Für den Düsseldorfer Künstler Johannes Bendzulla sind Zahnarztpraxen und Kunstgalerien durch eine Logik der Reinheit verbunden. In einem Ausstellungsraum wirken die Kunstwerke ganz ohne störende Einflüsse von außen. Dasselbe gilt für Zahnarztpraxen. Dort sorgt ästhetische Strenge in Form von kompromisslosen Hygieneregeln für gesundheitliche Unversehrtheit der Patientinnen und Patienten. Mit seinen digitalen Collagen möchte der 36-Jährige genau diese Gemeinsamkeiten zusammenbringen. Die Ausstellung „Intraoralium“ ist noch bis zum 10. September in den Räumen der Zahnarztpraxis von Julia Simon in Neuwied-Oberbieber zu sehen.

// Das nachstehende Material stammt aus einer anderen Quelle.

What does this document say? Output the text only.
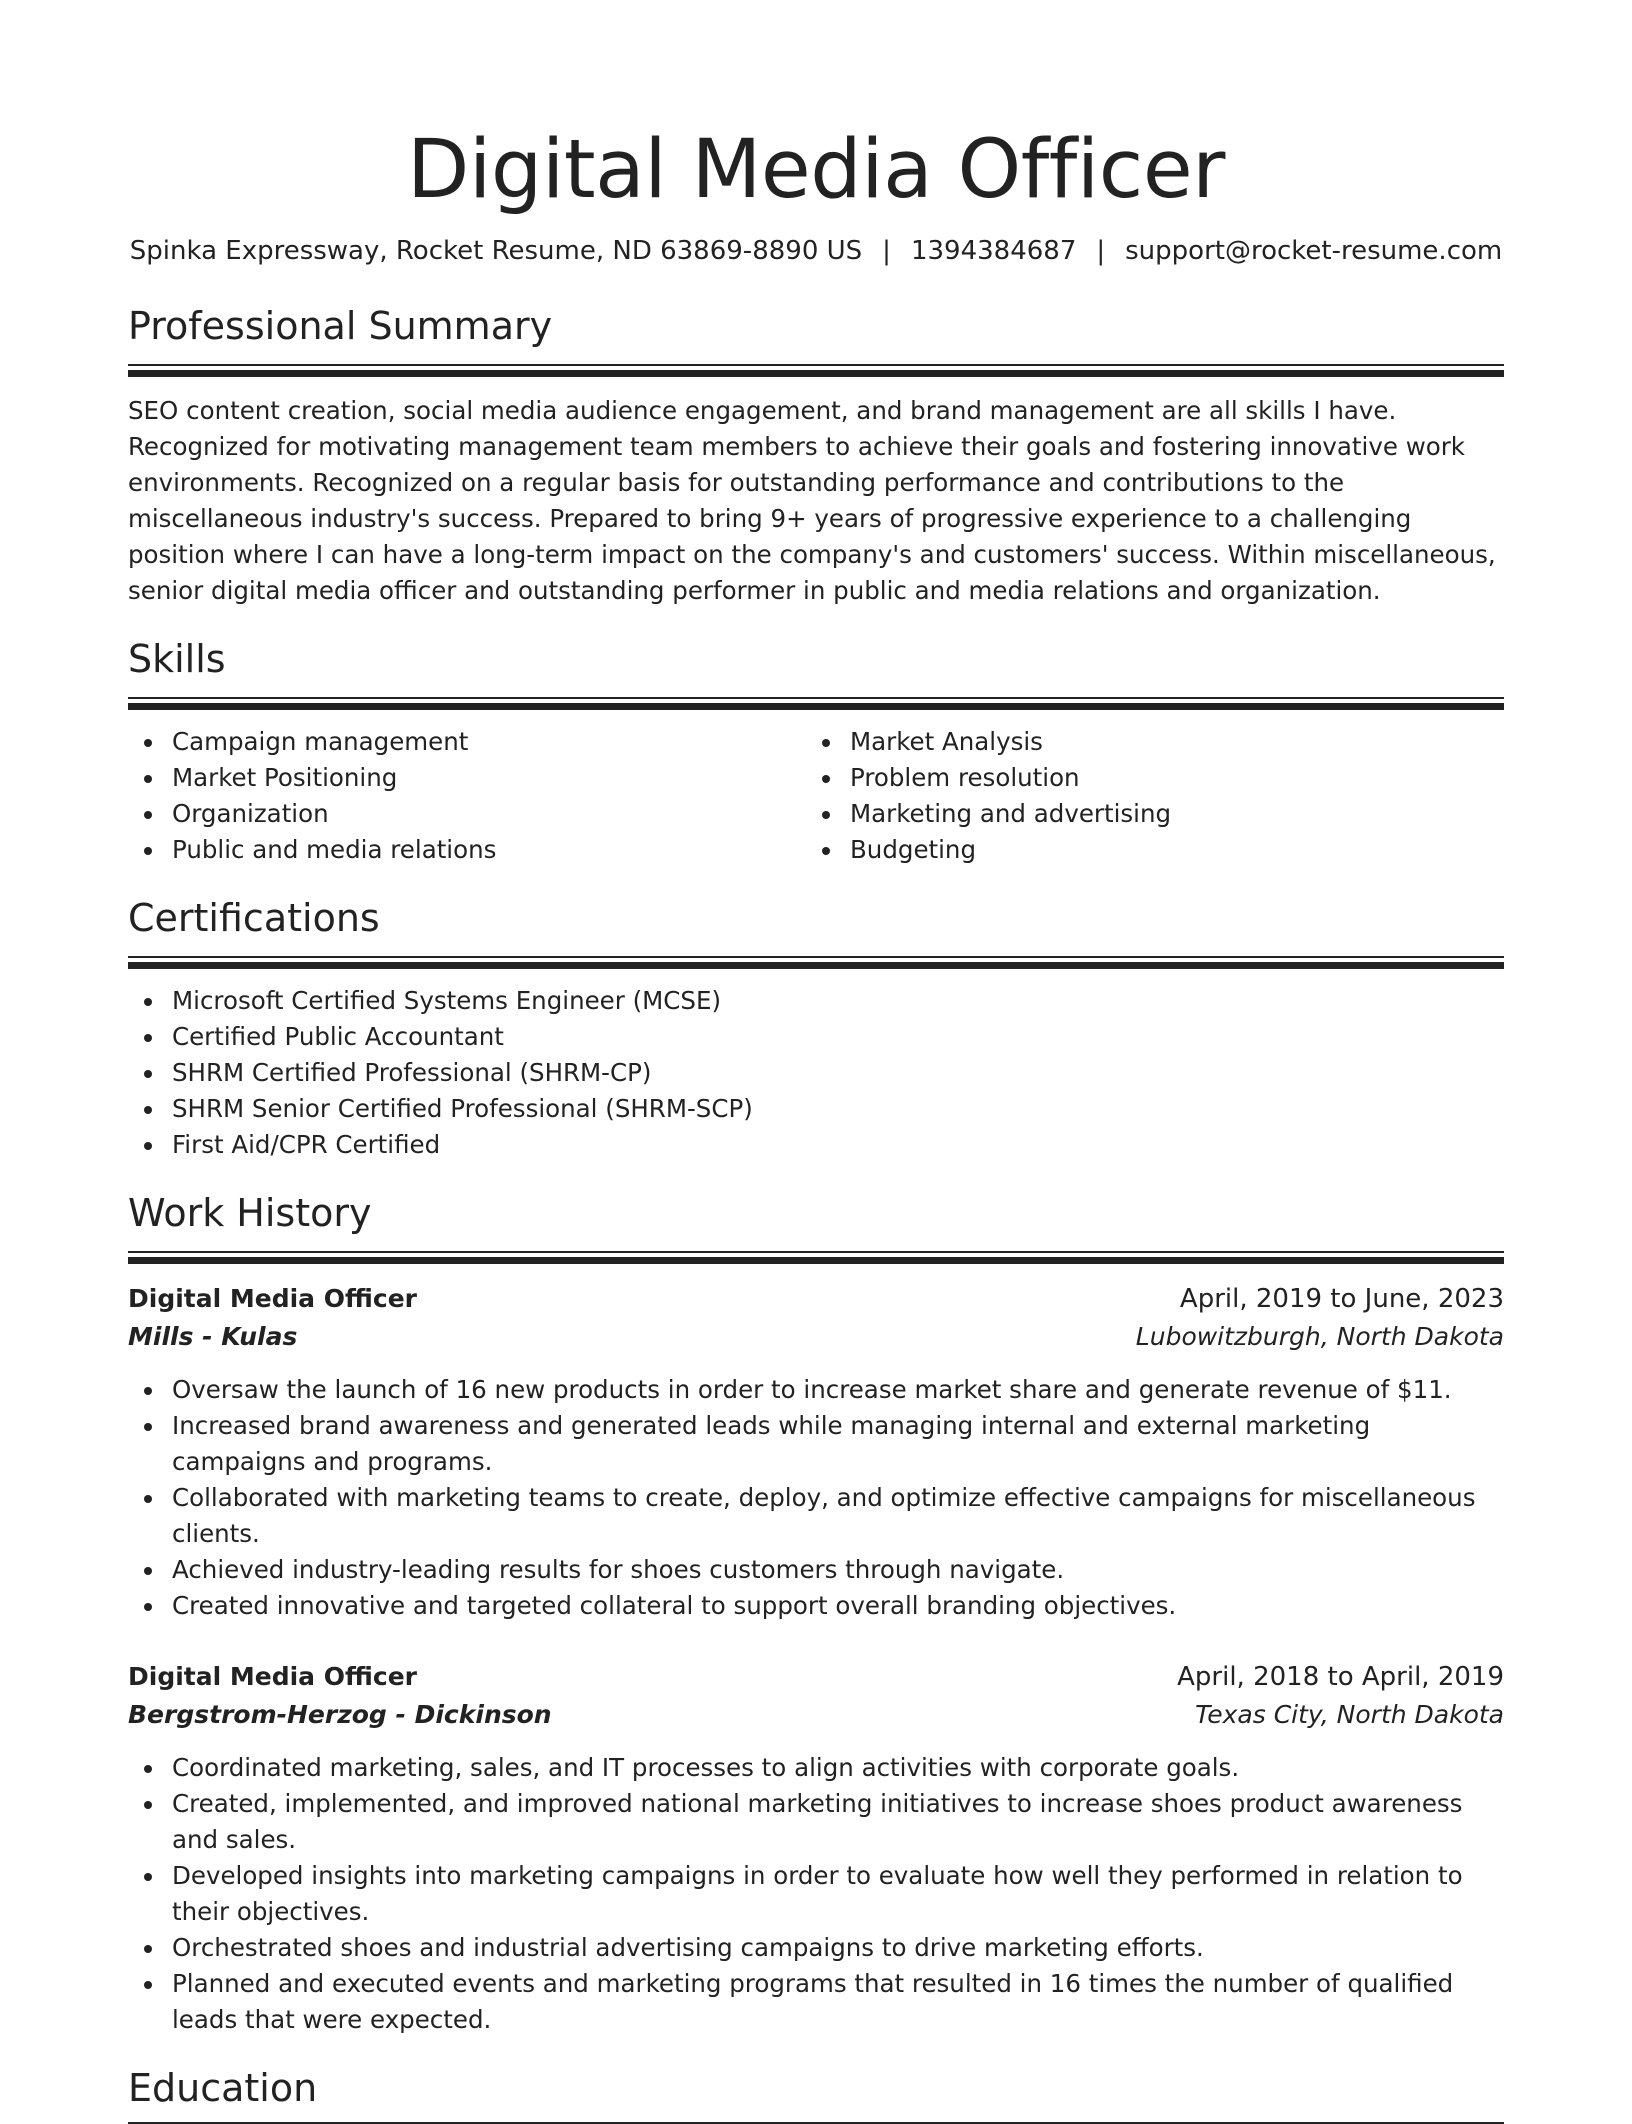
Digital Media Officer
Spinka Expressway, Rocket Resume, ND 63869-8890 US | 1394384687 | support@rocket-resume.com
Professional Summary

SEO content creation, social media audience engagement, and brand management are all skills I have. Recognized for motivating management team members to achieve their goals and fostering innovative work environments. Recognized on a regular basis for outstanding performance and contributions to the miscellaneous industry's success. Prepared to bring 9+ years of progressive experience to a challenging position where I can have a long-term impact on the company's and customers' success. Within miscellaneous, senior digital media officer and outstanding performer in public and media relations and organization.

Skills
Campaign management
Market Positioning
Organization
Public and media relations
Market Analysis
Problem resolution
Marketing and advertising
Budgeting
Certifications
Microsoft Certified Systems Engineer (MCSE)
Certified Public Accountant
SHRM Certified Professional (SHRM-CP)
SHRM Senior Certified Professional (SHRM-SCP)
First Aid/CPR Certified
Work History
Digital Media Officer	April, 2019 to June, 2023
Mills - Kulas	Lubowitzburgh, North Dakota
Oversaw the launch of 16 new products in order to increase market share and generate revenue of $11.
Increased brand awareness and generated leads while managing internal and external marketing campaigns and programs.
Collaborated with marketing teams to create, deploy, and optimize effective campaigns for miscellaneous clients.
Achieved industry-leading results for shoes customers through navigate.
Created innovative and targeted collateral to support overall branding objectives.
Digital Media Officer	April, 2018 to April, 2019
Bergstrom-Herzog - Dickinson	Texas City, North Dakota
Coordinated marketing, sales, and IT processes to align activities with corporate goals.
Created, implemented, and improved national marketing initiatives to increase shoes product awareness and sales.
Developed insights into marketing campaigns in order to evaluate how well they performed in relation to their objectives.
Orchestrated shoes and industrial advertising campaigns to drive marketing efforts.
Planned and executed events and marketing programs that resulted in 16 times the number of qualified leads that were expected.
Education
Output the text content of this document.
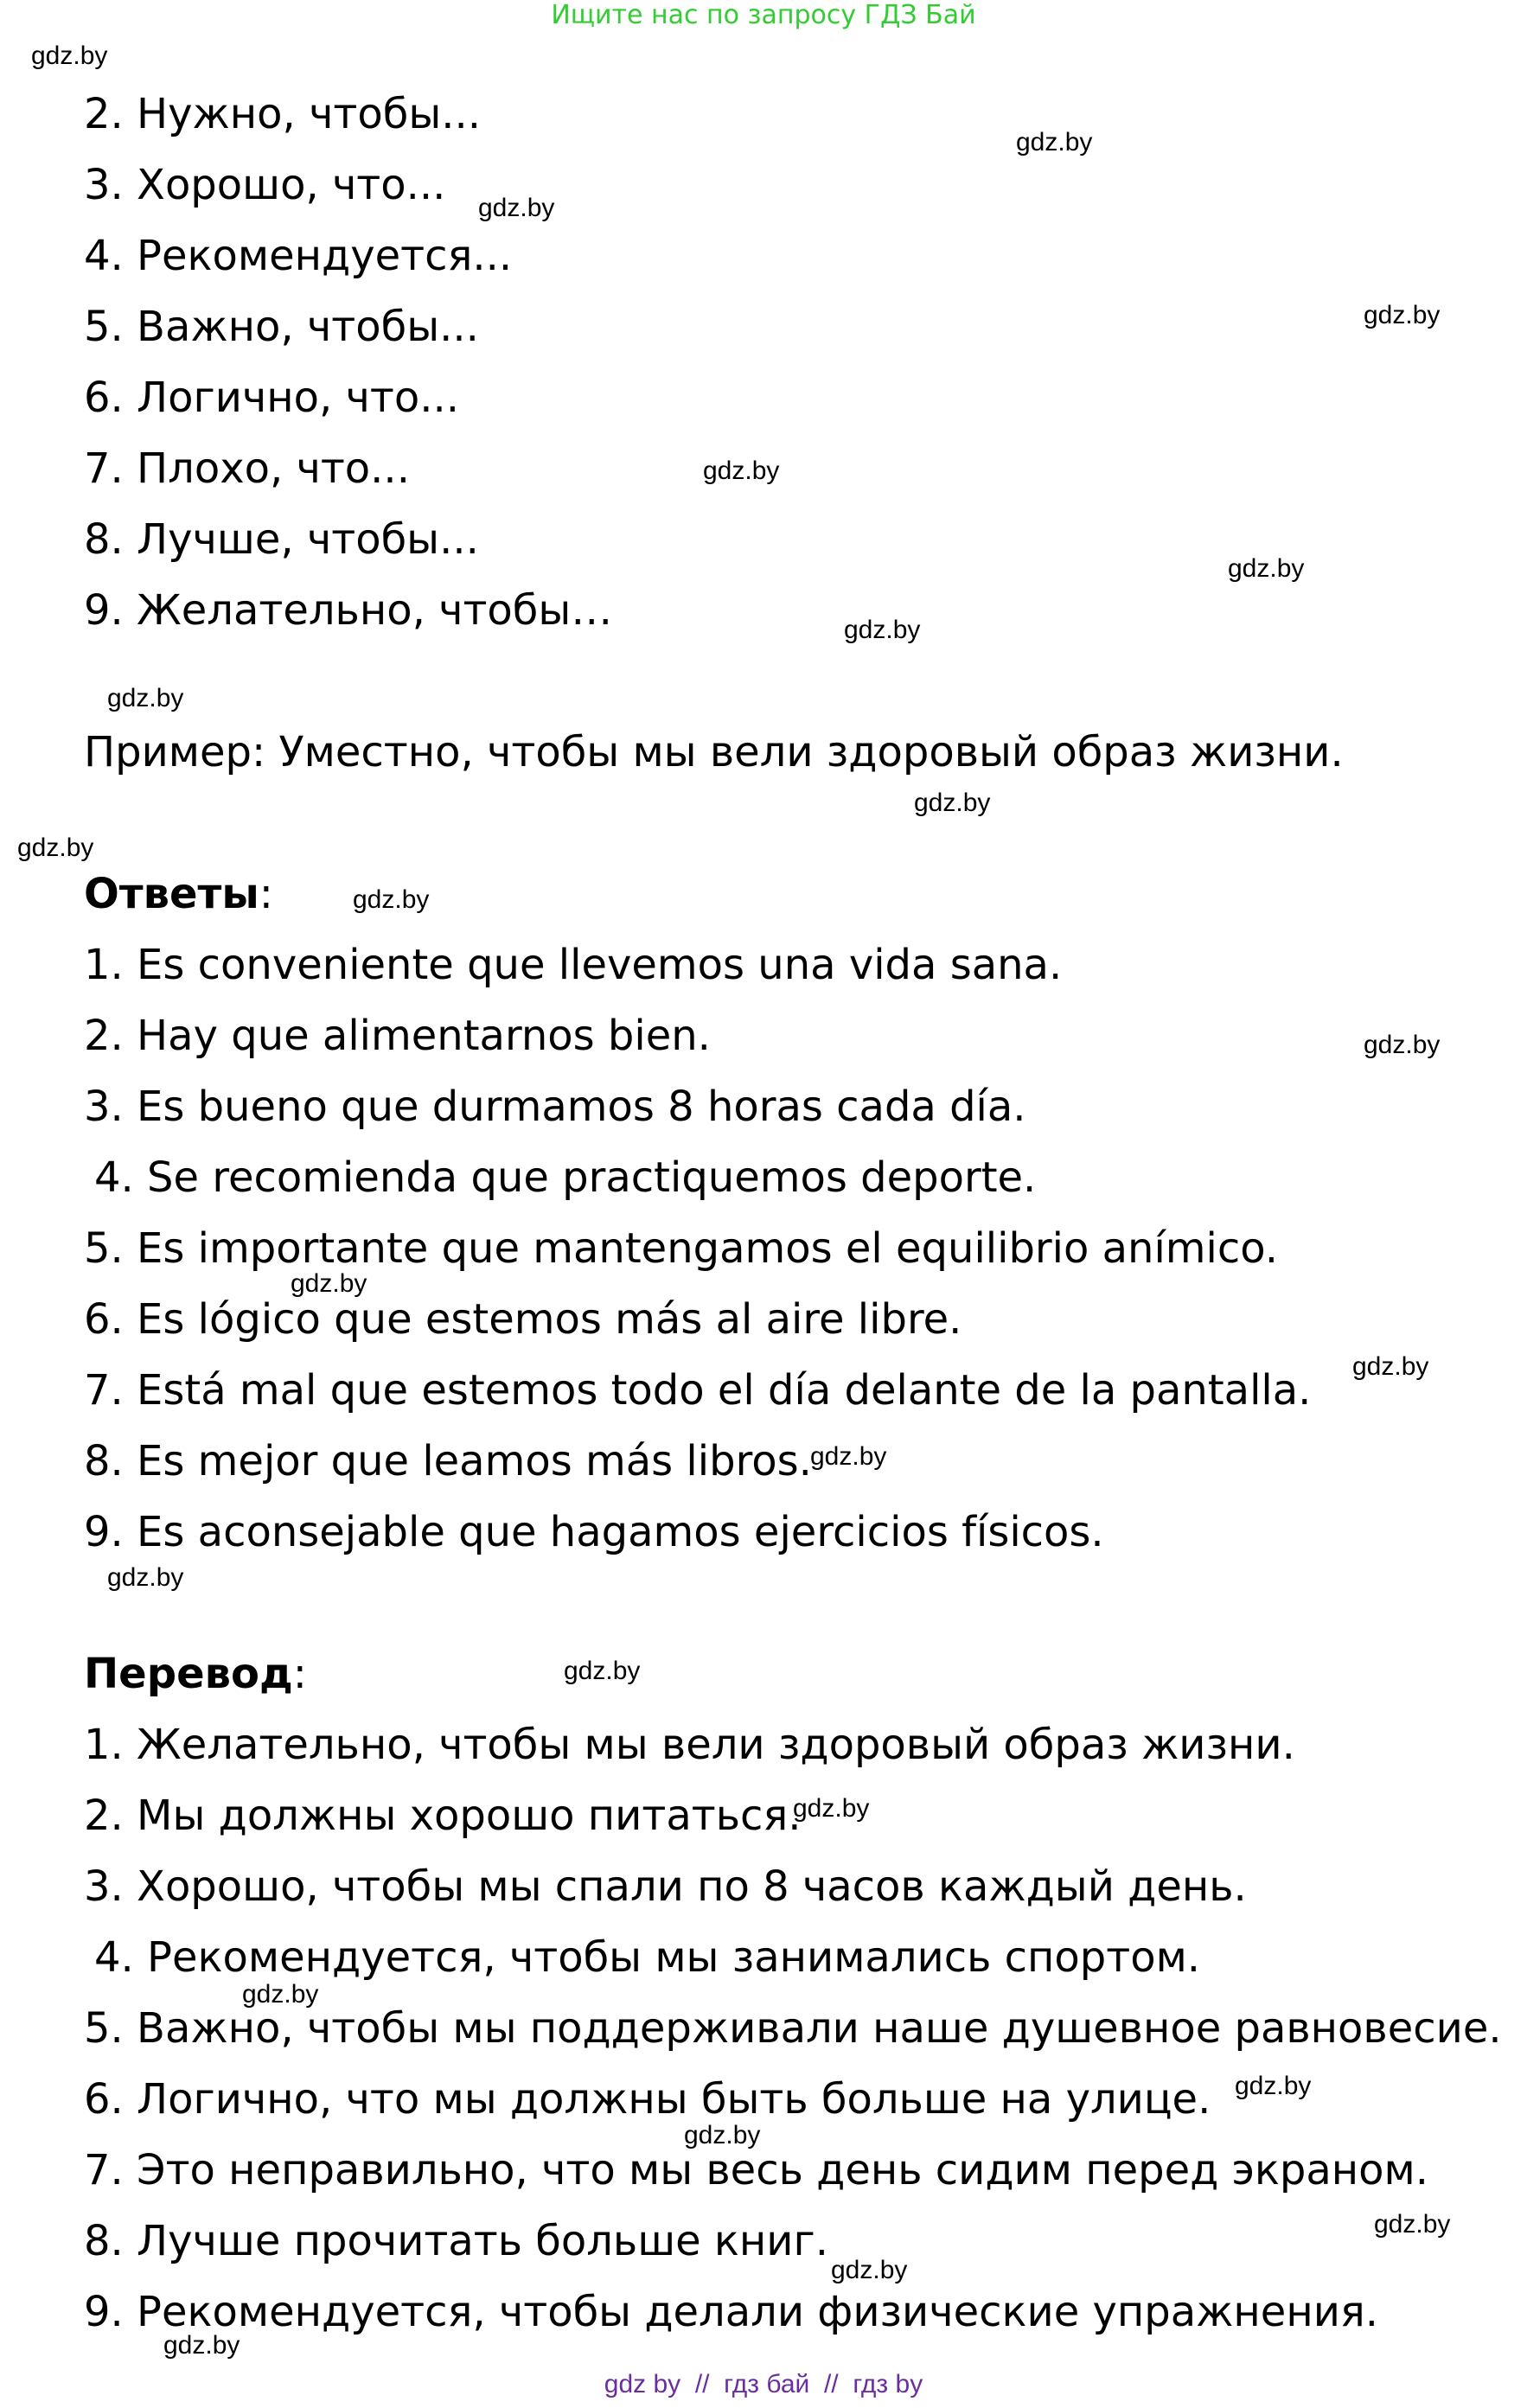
Ищите нас по запросу ГДЗ Бай
2. Нужно, чтобы...
3. Хорошо, что...
4. Рекомендуется...
5. Важно, чтобы...
6. Логично, что...
7. Плохо, что...
8. Лучше, чтобы...
9. Желательно, чтобы…
Пример: Уместно, чтобы мы вели здоровый образ жизни.
Ответы:
1. Es conveniente que llevemos una vida sana.
2. Hay que alimentarnos bien.
3. Es bueno que durmamos 8 horas cada día.
4. Se recomienda que practiquemos deporte.
5. Es importante que mantengamos el equilibrio anímico.
6. Es lógico que estemos más al aire libre.
7. Está mal que estemos todo el día delante de la pantalla.
8. Es mejor que leamos más libros.
9. Es aconsejable que hagamos ejercicios físicos.
Перевод:
1. Желательно, чтобы мы вели здоровый образ жизни.
2. Мы должны хорошо питаться.
3. Хорошо, чтобы мы спали по 8 часов каждый день.
4. Рекомендуется, чтобы мы занимались спортом.
5. Важно, чтобы мы поддерживали наше душевное равновесие.
6. Логично, что мы должны быть больше на улице.
7. Это неправильно, что мы весь день сидим перед экраном.
8. Лучше прочитать больше книг.
9. Рекомендуется, чтобы делали физические упражнения.
gdz.by
gdz.by
gdz.by
gdz.by
gdz.by
gdz.by
gdz.by
gdz.by
gdz.by
gdz.by
gdz.by
gdz.by
gdz.by
gdz.by
gdz.by
gdz.by
gdz.by
gdz.by
gdz.by
gdz.by
gdz.by
gdz.by
gdz.by
gdz.by
gdz by  //  гдз бай  //  гдз by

Johannes Bendzulla stellt seine digitalen Collagen in Oberbieber aus

Im Gespräch mit seinem Neuwieder Künstlerkollegen und Ausstellungsorganisator Elmar Hermann verrät Johannes Bendzulla etwas von der besonderen Herausforderung, seine Arbeit im ungewöhnlichen Umfeld einer Zahnarztpraxis zu präsentieren. „Es gibt den gemeinen Begriff der ‚Zahnarztpraxen-Kunst‘, der in abwertender Absicht für besonders dekorative Kunstwerke verwendet wird. Mich hat der spezielle Kontext einer ärztlichen Praxis schon immer gereizt. Es ist kein klassischer Ausstellungsort, aber dennoch traditionell mit Bildern gefüllt. Die Patientinnen und Patienten müssen meist eine gewisse Zeit warten, sind gelangweilt und daher prinzipiell empfänglicher für ihre Umgebung. Ich mag außerdem das Unprätentiöse der Ausstellungssituation, welche viel weniger aufgeladen ist als beispielsweise eine Museumsschau. Ferner sehen so auch jene Menschen meine Bilder, die normalerweise keine Kunstgalerie besuchen würden“.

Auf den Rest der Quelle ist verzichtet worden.